The past few weeks have lent to a lot of thinking, judging, understanding and growing up. The fuel to it all were some interactions I had. I had one g-chat conversation. I met two girl friends. All this happened at the time my husband was away for 20 plus days.
Over g-chat, someone I know asked me how I was managing? She referred it to the distribution of labor? I wondered what that meant? My apartment looked exactly how I like it. No boy shoes lying around, no news papers strewn over the floor, or the ironing board right bang in the middle of my living room. I was loving how clean and organized my place looked. I told her I have lived alone before and so there was no managing to do. I just adapted to him not being around. Very happily so.
When the said someone asked me if I was going to leave dirty dishes in the sink as a celebration of my husband’s return, I was angry at the comment, then disgusted, a little hurt but mostly shocked. I was not sure how I should be reacting to something so distasteful. Is that all we need our husbands/friends/life companions for? I was left numb for a bit, because I realized this must be a joke. Me and my sense of humor. Or the lack of it.

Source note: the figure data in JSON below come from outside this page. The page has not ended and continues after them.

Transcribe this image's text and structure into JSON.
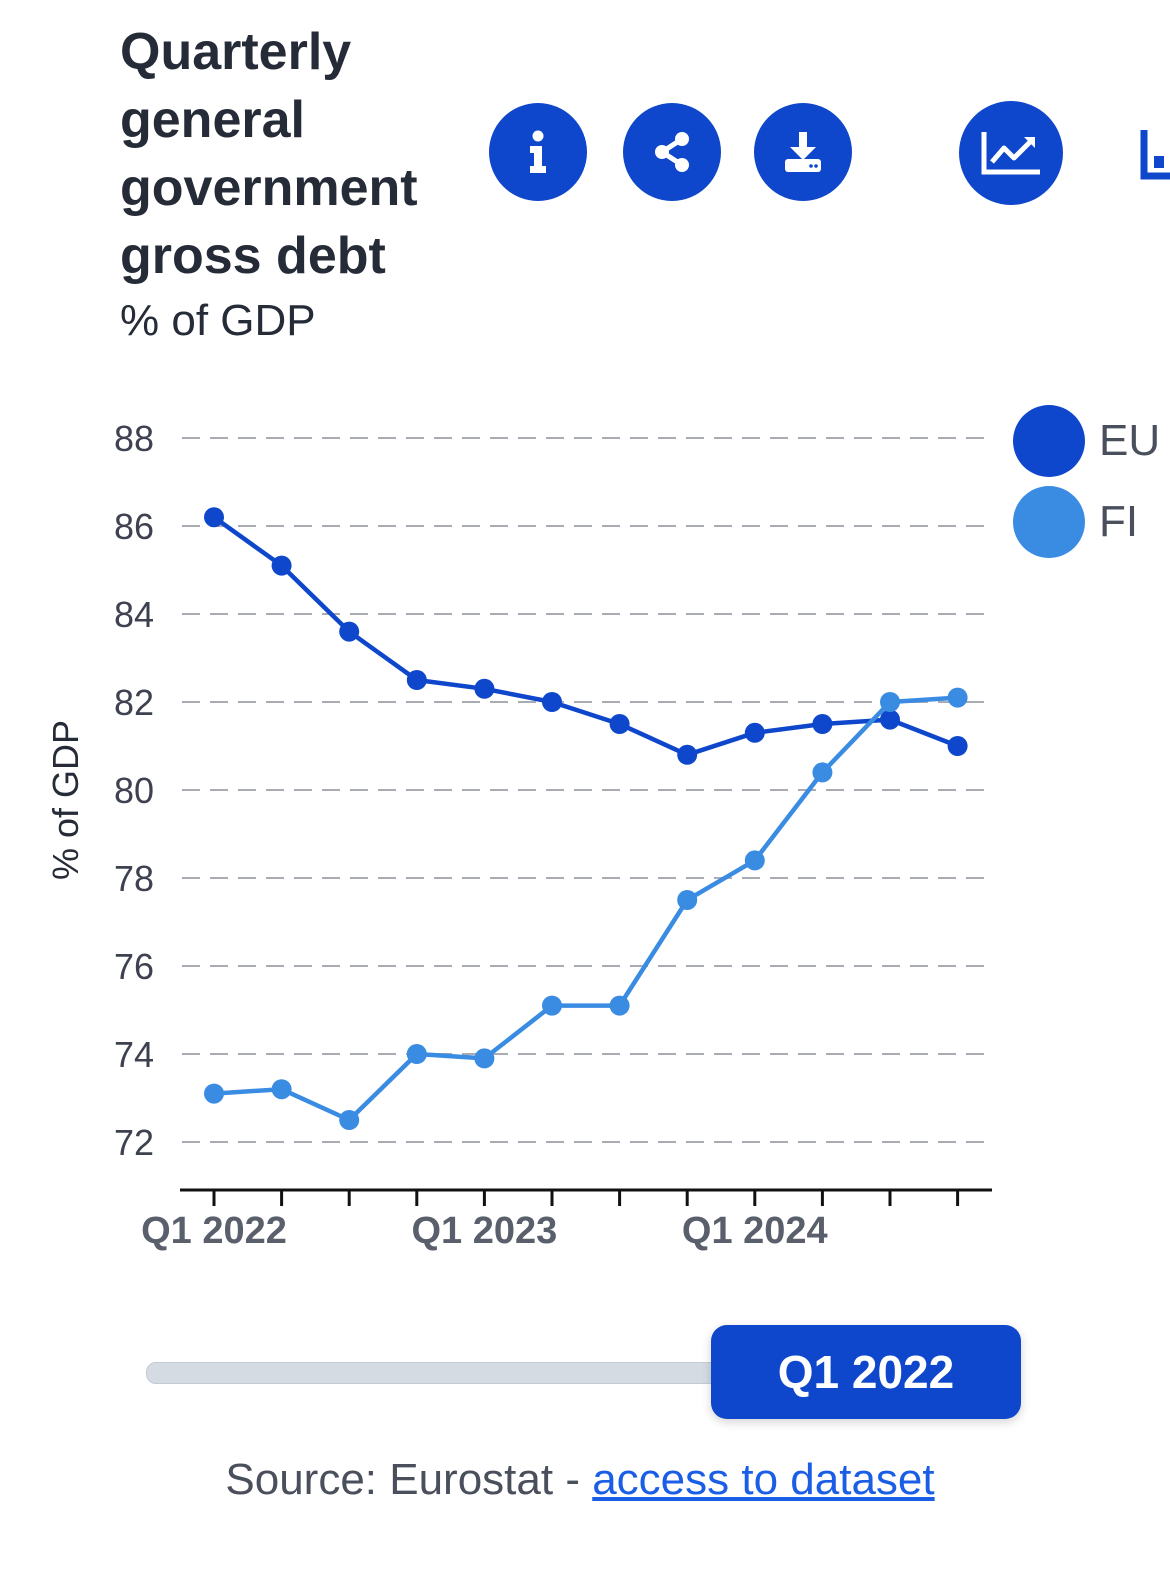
{
  "header": {
    "title": "Quarterly general government gross debt",
    "subtitle": "% of GDP"
  },
  "toolbar": {
    "info_icon": "info-icon",
    "share_icon": "share-icon",
    "download_icon": "download-icon",
    "chart_type_icon": "line-chart-icon"
  },
  "colors": {
    "accent": "#0e47cb",
    "eu": "#0e47cb",
    "fi": "#3a8ce3"
  },
  "legend": {
    "items": [
      {
        "label": "EU",
        "color": "#0e47cb"
      },
      {
        "label": "FI",
        "color": "#3a8ce3"
      }
    ]
  },
  "chart_data": {
    "type": "line",
    "ylabel": "% of GDP",
    "ylim": [
      71,
      88
    ],
    "yticks": [
      "88",
      "86",
      "84",
      "82",
      "80",
      "78",
      "76",
      "74",
      "72"
    ],
    "x": [
      "Q1 2022",
      "Q2 2022",
      "Q3 2022",
      "Q4 2022",
      "Q1 2023",
      "Q2 2023",
      "Q3 2023",
      "Q4 2023",
      "Q1 2024",
      "Q2 2024",
      "Q3 2024",
      "Q4 2024"
    ],
    "xtick_labels": [
      "Q1 2022",
      "Q1 2023",
      "Q1 2024"
    ],
    "grid": true,
    "legend_position": "top-right",
    "series": [
      {
        "name": "EU",
        "color": "#0e47cb",
        "values": [
          86.2,
          85.1,
          83.6,
          82.5,
          82.3,
          82.0,
          81.5,
          80.8,
          81.3,
          81.5,
          81.6,
          81.0
        ]
      },
      {
        "name": "FI",
        "color": "#3a8ce3",
        "values": [
          73.1,
          73.2,
          72.5,
          74.0,
          73.9,
          75.1,
          75.1,
          77.5,
          78.4,
          80.4,
          82.0,
          82.1
        ]
      }
    ]
  },
  "slider": {
    "selected": "Q1 2022"
  },
  "footer": {
    "source_text": "Source: Eurostat - ",
    "link_text": "access to dataset"
  }
}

Is this the attitude that is leading to so many divorces around me. Both the girlfriends I met are undergoing divorces. Needless to say there is hurt, anger, betrayal, sadness, questions. At the end there is plain loneliness. Their stories are heart wrenching. I don’t think anyone should undergo so much pain and self doubt. How do two individuals who vowed love, respect and togetherness, one day decide to move their separate ways? Why does it have to end in so much pain. Where do we go wrong?
One thing they both had in common, was the loss of respect. One of them has lost respect for the man she is with, the other felt her husband didn’t respect her enough. It was time to move on. Of course their story isn’t as simple as the last two lines. It is years of confusion, distrust and misunderstandings. But bottom line was just respect.
For that I am grateful. I don’t have a picture perfect marriage. We have our ups and downs, days we fight, nights when we would like to be left alone, deadlines that take priority, family politics that leave a bad taste. What we do have is mutual respect. We have mutually decided to be a little more patient, a lot more understanding, and realize that we are both different from different family backgrounds. But we are here and we are going to enjoy the ride. We are definitely going to fight anything that comes in the way of something so beautiful we have created the past few years. Long term commitments are no joke. It is work. Everyday. Hell it is a work in progress for the rest of your life.
So I decided not to react to the said someone. It felt like the comment was a small attack on my family values, on me, my husband and my relationship. Knowing fully well that this person meant no harm, I decided it wasn’t worth telling this person that I don’t think they are funny. To each his own. Being happily married is not a joke!